In our earlier Legal Update, we reported that in the case of Re Mahesh J Roy (CACV 226/2015), the Appellant was found guilty of insulting behaviour and disturbing proceedings by the Presiding Officer and was consequently fined HK$5,000 pursuant to section 42 of the Labour Tribunal Ordinance (Cap 25) (LTO). The Court of Appeal has now allowed the Appellant's appeal and set aside his conviction.


The Appellant was not involved in a Labour Tribunal claim, but was present in court to support his girlfriend. Before his girlfriend's case was called upon, the Appellant was seen talking to his girlfriend in the public gallery. The Presiding Officer (PO) found the conversation disturbed the proceedings. The PO therefore reprimanded the Appellant and in response, the Appellant acted in a rather belligerent manner. However, the PO did not take the matter any further at that time.

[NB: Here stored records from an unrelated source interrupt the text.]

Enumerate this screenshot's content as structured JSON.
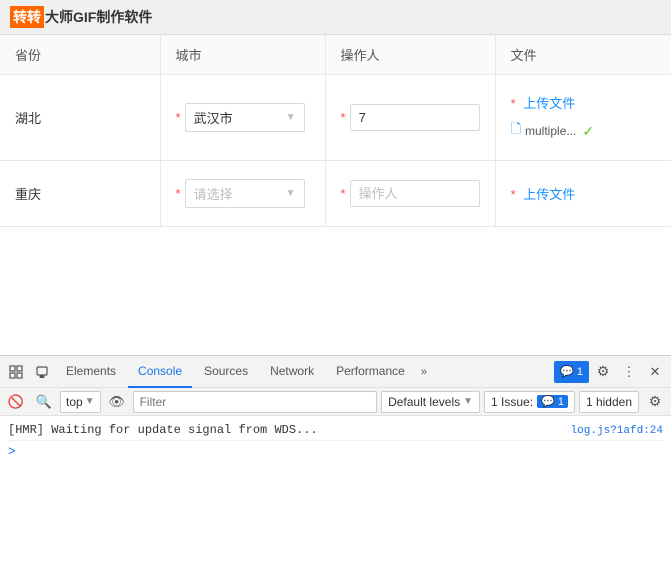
{
  "titleBar": {
    "highlight": "转转",
    "rest": "大师GIF制作软件"
  },
  "table": {
    "headers": [
      "省份",
      "城市",
      "操作人",
      "文件"
    ],
    "rows": [
      {
        "province": "湖北",
        "city": {
          "type": "select",
          "value": "武汉市",
          "placeholder": ""
        },
        "operator": {
          "type": "input",
          "value": "7",
          "placeholder": "操作人"
        },
        "file": {
          "uploadLabel": "上传文件",
          "fileName": "multiple...",
          "hasFile": true
        }
      },
      {
        "province": "重庆",
        "city": {
          "type": "select",
          "value": "",
          "placeholder": "请选择"
        },
        "operator": {
          "type": "input",
          "value": "",
          "placeholder": "操作人"
        },
        "file": {
          "uploadLabel": "上传文件",
          "fileName": "",
          "hasFile": false
        }
      }
    ]
  },
  "devtools": {
    "tabs": [
      {
        "id": "elements",
        "label": "Elements",
        "active": false
      },
      {
        "id": "console",
        "label": "Console",
        "active": true
      },
      {
        "id": "sources",
        "label": "Sources",
        "active": false
      },
      {
        "id": "network",
        "label": "Network",
        "active": false
      },
      {
        "id": "performance",
        "label": "Performance",
        "active": false
      }
    ],
    "moreTabs": "»",
    "badgeCount": "1",
    "toolbar": {
      "topLevel": "top",
      "filterPlaceholder": "Filter",
      "defaultLevels": "Default levels",
      "issueLabel": "1 Issue:",
      "issueCount": "1",
      "hiddenCount": "1 hidden"
    },
    "console": {
      "logMessage": "[HMR] Waiting for update signal from WDS...",
      "logLink": "log.js?1afd:24",
      "promptSymbol": ">"
    }
  }
}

As soon as the PO called upon his girlfriend's case and invited the parties to take the seats at the bar table, the Appellant tried to talk to his friend once again. Although the PO directed that this course of action was not permitted, the Appellant insisted on talking to his girlfriend and threatened that he would make a complaint against the PO. Having considered the conduct of the Appellant, the PO took the view that the Appellant had acted contrary to section 42 of the LTO and adjourned the case to afford the Appellant the opportunity to obtain legal representation.

In the following hearing, the Appellant issued an apology to the Labour Tribunal for interrupting the proceedings but maintained that he did not do so wilfully. However, the PO still convicted him for wilfully interrupting the proceedings despite not having heard full submissions on the issue of wilfulness.

Court of Appeal

On appeal, the Court ruled in favour of the Appellant for a number of reasons. First, the Court considered that the key issue before the PO was whether the Appellant had disrupted the proceedings wilfully. It was unfortunate that the PO had completely overlooked this crucial factor before reaching her conclusion to convict the Appellant.

Second, the PO failed to give the Appellant particulars of the charge against him even though he had made a request for a statement of allegations. The Court held that the Appellant was not given sufficient information of the charge to allow him to properly defend himself.

Third, the Court held that it was wrong in principle to commit the Appellant under the circumstances of the case. The Court stressed that committal in any event is a last resort and if more moderate alternatives (e.g., a demand for apology and a warning to the wrongdoer that he may be excluded from the courtroom) are available, they should be considered. Having considered the gravity of the matter, the Court took the view that the apology tendered by the Appellant should have been viewed as sufficient and the matter should have been settled at that time.

For these reasons, the appeal was allowed and the Appellant's conviction was quashed.


It is perhaps common sense that both parties and non-parties to proceedings in the Labour Tribunal should not engage in wilfully disruptive conduct in the Labour Tribunal. Otherwise, the Court could exercise its committal power and sentence the offender to a fine at level 3 (which is currently at HK$10,000) and to imprisonment for six months.